There were three formation-flying spacecraft on the Transporter 4 launch for HawkEye 360, a U.S. company building a satellite constellation to detect and locate the source of terrestrial radio signals. HawkEye 360 says its RF monitoring satellites recently detected GPS interference in Ukraine as Russian military forces invaded the country.

The satellites riding on SpaceX’s Transporter 4 rideshare mission during encapsulation inside the Falcon 9 rocket’s payload fairing. Germany’s EnMAP satellite is seen on top of the stack. Credit: SpaceX

Lynk Global, a Virginia-based company developing technology to connect standard mobile phones through satellites, launched its sixth spacecraft on the Transporter 4 mission, according Charles Miller, the company’s CEO. Named Lynk Tower 1, it’s the first satellite covered in Lynk Global’s application for commercial service with the Federal Communications Commission.

The company refers to its technology as akin to a cell tower in space, providing two-way connectivity for broadband, voice, and text messaging anywhere in the world. Lynk Tower 1 had a launch weight of about 132 pounds, or 60 kilograms, Miller told Spaceflight Now.

Other satellites on the Transporter 4 mission included MP42, a new design for a microsatellite platform developed by NanoAvionics in Lithuania. The BRO-7 CubeSat, about the size of a small briefcase, was launched for the French startup UnseenLabs, which is fielding a constellation of satellites for maritime surveillance.

The Norwegian Defense Research Establishment, a research arm of the Norwegian military, launched the ARCSAT six-unit CubeSat to demonstrate UHF tactical communications in the North Sea and the Arctic region.

The Transporter 4 mission also launched a CubeSat named BDSAT from the Czech Republic for a technology demonstration mission, the AlfaCrux educational and tech demo CubeSat from the University of Brasilia in Brazil, and a small satellite from the Indian remote sensing startup Pixxel named Shakuntala.

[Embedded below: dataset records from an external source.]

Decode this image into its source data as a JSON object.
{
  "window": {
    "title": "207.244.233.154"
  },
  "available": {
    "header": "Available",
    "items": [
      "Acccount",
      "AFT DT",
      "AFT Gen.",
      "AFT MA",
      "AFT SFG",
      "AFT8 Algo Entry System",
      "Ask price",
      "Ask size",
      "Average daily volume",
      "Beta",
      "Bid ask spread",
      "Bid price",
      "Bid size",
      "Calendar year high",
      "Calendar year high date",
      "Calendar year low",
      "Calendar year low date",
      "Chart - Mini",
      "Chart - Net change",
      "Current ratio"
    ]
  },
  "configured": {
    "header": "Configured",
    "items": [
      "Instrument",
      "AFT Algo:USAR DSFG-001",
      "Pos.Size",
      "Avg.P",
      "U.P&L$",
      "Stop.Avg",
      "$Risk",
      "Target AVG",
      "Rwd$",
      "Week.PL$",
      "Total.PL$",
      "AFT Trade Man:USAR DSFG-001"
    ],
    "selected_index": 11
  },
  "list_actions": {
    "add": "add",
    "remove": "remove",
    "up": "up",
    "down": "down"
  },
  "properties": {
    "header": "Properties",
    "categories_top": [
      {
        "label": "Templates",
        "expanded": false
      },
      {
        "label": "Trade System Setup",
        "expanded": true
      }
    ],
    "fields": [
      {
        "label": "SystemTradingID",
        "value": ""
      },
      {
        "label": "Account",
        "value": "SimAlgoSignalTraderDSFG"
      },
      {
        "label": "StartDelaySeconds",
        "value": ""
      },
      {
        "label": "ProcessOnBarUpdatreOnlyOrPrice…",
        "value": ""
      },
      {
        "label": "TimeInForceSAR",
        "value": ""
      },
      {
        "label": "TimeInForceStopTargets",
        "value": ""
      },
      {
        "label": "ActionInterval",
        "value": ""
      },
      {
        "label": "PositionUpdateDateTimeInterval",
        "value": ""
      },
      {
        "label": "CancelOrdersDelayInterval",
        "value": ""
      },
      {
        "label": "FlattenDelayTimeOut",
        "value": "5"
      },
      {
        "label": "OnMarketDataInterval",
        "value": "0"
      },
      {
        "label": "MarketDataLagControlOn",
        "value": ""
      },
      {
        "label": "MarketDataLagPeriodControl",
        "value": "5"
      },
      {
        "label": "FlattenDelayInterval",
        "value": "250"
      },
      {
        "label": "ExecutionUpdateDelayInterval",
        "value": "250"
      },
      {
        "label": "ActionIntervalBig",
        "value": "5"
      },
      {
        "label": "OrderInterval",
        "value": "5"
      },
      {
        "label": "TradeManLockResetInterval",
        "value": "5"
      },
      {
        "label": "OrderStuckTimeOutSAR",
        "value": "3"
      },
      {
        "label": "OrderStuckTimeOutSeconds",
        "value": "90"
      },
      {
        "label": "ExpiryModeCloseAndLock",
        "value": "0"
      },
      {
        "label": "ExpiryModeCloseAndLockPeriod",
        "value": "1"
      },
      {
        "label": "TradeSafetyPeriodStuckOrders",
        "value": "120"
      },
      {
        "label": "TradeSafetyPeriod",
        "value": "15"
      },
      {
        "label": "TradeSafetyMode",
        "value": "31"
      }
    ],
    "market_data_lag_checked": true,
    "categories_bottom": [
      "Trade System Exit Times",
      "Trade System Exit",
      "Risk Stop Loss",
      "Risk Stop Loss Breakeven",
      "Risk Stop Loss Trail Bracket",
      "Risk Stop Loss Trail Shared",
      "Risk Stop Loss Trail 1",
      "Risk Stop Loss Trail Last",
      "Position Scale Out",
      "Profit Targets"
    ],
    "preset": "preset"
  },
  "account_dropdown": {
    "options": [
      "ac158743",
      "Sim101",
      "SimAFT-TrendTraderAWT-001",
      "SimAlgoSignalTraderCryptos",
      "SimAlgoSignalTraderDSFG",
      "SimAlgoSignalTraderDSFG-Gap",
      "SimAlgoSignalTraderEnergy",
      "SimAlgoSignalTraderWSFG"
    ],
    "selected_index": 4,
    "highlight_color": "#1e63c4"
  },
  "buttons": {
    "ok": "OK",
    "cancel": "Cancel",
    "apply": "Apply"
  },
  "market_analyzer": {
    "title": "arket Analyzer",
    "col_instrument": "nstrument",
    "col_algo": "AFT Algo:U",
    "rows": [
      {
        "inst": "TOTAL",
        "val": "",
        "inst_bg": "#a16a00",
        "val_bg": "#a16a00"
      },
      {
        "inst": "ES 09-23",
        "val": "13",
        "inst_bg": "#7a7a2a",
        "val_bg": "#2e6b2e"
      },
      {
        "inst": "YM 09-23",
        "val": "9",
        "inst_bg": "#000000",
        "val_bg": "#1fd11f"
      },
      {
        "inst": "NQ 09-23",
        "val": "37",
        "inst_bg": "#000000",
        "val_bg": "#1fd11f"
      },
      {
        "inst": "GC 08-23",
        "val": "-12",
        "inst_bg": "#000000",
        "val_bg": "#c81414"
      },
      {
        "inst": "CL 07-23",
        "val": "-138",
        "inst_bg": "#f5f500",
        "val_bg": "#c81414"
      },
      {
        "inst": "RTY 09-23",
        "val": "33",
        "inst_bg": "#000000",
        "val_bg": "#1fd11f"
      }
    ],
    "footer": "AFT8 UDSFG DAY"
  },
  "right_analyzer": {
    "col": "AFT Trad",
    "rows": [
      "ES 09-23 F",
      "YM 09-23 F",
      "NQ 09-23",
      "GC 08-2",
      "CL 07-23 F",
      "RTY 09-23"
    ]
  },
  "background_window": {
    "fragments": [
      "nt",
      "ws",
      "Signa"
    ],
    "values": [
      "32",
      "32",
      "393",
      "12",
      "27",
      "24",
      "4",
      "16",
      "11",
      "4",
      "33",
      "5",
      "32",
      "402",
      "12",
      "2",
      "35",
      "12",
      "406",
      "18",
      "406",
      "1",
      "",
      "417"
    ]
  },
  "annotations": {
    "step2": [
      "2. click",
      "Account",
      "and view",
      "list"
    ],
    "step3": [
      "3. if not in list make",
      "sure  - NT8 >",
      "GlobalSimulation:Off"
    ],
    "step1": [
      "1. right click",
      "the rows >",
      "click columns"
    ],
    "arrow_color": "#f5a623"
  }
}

There were also 12 tiny “picosatellites” on the Transporter 4 mission for Swarm Technologies, a company owned by Space. Swarm is developing a low-data-rate satellite communications system. Each of the Swarm satellites is about the size of a slice of bread.

A satellite for the Italian company D-Orbit also deployed from the Falcon 9 rocket on the Transporter 4 mission. D-Orbit’s ION satellite carrier vehicle flew away from the Falcon 9 and release seven smaller spacecraft in the next few weeks.

 

Kleos is not a customer of D-Orbit. Kleos is a Spaceflight Inc. customer, and we partnered with D-Orbit to deploy them. We own the launch contract. It may seem like a nuance, but our legal team is really specific that we get that stated properly.

The payloads on D-Orbit’s carrier include four spacecraft from Kleos Space of Luxembourg. Kleos contracted with Spaceflight, a rideshare launch broker, on SpaceX’s Transporter 3 mission in January, but the satellites missed the launch.

Spaceflight partnered with D-Orbit to launch the Kleos satellites on Transporter 4. Kleos says its satellites can detect and geolocate radio frequency transmissions, providing intelligence on maritime activity for governments and commercial customers. The Kleos mission is similar to the three HawkEye 360 spacecraft that also flew on the Transporter 4 launch.

Three university-built CubeSats from Chile are also riding on D-Orbit’s satellite carrier module, and a payload that will remain attached to the ION vehicle carries small items from four clients of Upmosphere, an Italian startup offering accommodations for customers to place keepsakes and mementos into wooden boxes for a flight into orbit.